Багатур
Шрифт:
Олег ощутил себя сидящим в седле – конь под ним испуганно храпел, топчась по рыхлому снегу. Пончик гарцевал рядом – и никого больше, пусто.
Сухов сгорбился, словно под гнётом обрушившегося на него несчастья. Задохнулся, унимая позыв выть и рубить наотмашь.
То, чего он больше всего боялся, всё-таки произошло – их с Пончиком опять, в который раз, перебросило во времени. Раньше это хоть и бесило, но представлялось приключением, а теперь… Теперь случилась беда – между ним и Еленой пролегла пропасть. Век разделил их или вечность – какая разница? Всё едино – навсегда. Или – разгорелась вдруг безумная надежда – весна пришла, года 937-го?!
Вокруг
– Февраль, – определил Сухов. – Или март.

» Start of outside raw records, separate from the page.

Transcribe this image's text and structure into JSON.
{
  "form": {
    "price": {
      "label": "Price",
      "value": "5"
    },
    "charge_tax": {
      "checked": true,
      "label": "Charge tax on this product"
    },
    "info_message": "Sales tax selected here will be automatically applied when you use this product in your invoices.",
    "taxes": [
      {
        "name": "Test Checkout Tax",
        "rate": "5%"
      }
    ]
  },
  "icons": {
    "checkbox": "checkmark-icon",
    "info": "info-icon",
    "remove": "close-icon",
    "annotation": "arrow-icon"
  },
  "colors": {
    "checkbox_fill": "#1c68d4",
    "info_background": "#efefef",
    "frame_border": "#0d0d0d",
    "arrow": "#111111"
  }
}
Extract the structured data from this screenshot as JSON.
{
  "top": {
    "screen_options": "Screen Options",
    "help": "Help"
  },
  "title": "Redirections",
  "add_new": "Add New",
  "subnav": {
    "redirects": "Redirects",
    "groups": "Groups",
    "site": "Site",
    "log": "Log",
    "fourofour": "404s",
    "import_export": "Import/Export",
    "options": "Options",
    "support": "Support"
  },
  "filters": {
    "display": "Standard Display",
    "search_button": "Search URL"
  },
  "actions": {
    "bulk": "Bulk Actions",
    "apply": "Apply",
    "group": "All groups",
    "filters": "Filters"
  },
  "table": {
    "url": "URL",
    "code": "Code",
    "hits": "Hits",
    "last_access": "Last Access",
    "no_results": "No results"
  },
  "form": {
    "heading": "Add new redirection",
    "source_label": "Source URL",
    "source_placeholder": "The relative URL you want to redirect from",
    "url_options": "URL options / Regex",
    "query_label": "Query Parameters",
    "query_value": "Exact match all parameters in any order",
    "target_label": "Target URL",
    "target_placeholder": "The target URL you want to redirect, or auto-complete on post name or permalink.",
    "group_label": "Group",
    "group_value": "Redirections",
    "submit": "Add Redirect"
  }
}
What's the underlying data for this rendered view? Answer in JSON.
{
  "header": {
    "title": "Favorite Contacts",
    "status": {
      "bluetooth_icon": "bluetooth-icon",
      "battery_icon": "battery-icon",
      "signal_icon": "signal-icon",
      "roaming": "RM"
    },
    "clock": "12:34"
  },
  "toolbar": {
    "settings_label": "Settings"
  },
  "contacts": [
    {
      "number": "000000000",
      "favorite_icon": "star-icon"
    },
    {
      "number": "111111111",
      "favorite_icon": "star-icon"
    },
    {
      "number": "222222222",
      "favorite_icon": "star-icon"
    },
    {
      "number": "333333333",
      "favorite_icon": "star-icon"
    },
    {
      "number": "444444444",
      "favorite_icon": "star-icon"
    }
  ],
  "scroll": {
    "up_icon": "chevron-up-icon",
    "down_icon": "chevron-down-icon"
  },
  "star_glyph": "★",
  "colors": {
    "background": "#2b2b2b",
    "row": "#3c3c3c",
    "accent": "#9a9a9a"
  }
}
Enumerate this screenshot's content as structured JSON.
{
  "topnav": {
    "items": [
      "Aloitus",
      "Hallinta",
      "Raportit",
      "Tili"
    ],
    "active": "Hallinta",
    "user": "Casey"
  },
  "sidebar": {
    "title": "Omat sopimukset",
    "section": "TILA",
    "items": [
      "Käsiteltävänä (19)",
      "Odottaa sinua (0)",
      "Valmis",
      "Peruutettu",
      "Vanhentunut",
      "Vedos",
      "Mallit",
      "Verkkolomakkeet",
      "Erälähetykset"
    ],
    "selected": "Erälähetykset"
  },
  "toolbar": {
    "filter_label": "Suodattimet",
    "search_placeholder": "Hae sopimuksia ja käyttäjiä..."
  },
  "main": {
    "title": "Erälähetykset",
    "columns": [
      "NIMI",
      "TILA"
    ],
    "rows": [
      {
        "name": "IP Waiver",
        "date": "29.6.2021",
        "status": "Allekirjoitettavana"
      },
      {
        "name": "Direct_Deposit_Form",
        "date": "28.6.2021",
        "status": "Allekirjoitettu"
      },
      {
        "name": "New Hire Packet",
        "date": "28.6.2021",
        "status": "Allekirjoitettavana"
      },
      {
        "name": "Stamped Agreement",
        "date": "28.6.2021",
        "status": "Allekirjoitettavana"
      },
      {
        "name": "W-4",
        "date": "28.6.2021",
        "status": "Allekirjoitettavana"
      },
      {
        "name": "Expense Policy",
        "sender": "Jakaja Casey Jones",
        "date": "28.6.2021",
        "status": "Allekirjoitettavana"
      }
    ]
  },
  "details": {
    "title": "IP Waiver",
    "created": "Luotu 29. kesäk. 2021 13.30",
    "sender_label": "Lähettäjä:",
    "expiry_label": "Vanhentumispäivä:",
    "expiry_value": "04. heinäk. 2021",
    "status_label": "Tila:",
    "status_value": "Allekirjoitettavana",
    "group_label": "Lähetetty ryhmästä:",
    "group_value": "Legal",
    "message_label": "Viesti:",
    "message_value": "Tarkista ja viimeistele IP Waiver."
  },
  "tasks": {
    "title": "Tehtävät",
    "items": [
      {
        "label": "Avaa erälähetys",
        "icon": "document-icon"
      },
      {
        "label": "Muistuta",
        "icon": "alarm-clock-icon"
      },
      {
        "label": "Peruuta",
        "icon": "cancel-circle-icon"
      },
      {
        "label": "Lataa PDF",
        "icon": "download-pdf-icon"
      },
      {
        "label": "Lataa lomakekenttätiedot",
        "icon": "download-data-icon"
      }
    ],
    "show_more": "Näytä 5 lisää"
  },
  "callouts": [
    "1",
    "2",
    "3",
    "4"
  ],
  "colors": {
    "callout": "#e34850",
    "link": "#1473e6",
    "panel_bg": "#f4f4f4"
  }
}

– Ты так спокойно об этом говоришь! – страдающим голосом сказал Александр. – А ведь, если нас опять перекинуло лет на сорок, как тогда, то всё! И Гелла, и Елена давно состарились, даже твоя Наталья уже взрослая тётка! Мы их потеряли! Слышишь?!
– Заткнись, – процедил Олег.
Минутное отчаяние как накатило на него, так и схлынуло, зато в груди заклокотала злоба, бешеная ярость поднималась из глубин души – да сколько ж это можно?! Никому не позволено, ни Богу, ни Гомеостазису Мироздания, так жестоко изгаляться над человеком! Есть некая таинственная сила, которая стремится вернуть их с Пончем в «родное» время? Ладно! Так пусть возвращает сразу, пока ты не врос в чужой век, пока не сроднился с ним, не укоренился дружбами да любовями! Нельзя вырывать вот так, с кровью, с сукровицей! Больно же!
Чудовищным усилием воли Сухов подавил осатанённость. Кому тут пенять? К кому взывать?
Привычно хлопнув по боку, меча он не обнаружил – его верный акуфий 25 остался в прошлом, на вьючной лошади.
– Т-твою-то ма-ать… – протянул Олег и ощупал кошель на поясе. Не туго, но увесисто. И ещё здоровый кинжал в ножнах. Вытащив клинок, Сухов посмотрелся в блестящее лезвие.
– Называется: «Приплыли», – сказал он.
Сощурившись, магистр осмотрелся. Степь, да степь кругом… И ни единого следа на мокреющем насте, кроме тех, что оставили их кони. Какой-нибудь печенег обалдеет, когда увидит отпечатки – с неба эти скакуны свалились, что ли? Или время печенегов уже вышло? Витахольм вдали почти не изменился, разве что больше стал…
25
Акуфий – меч в виде клюва цапли, хорошо «вскрывал» кольчужные доспехи.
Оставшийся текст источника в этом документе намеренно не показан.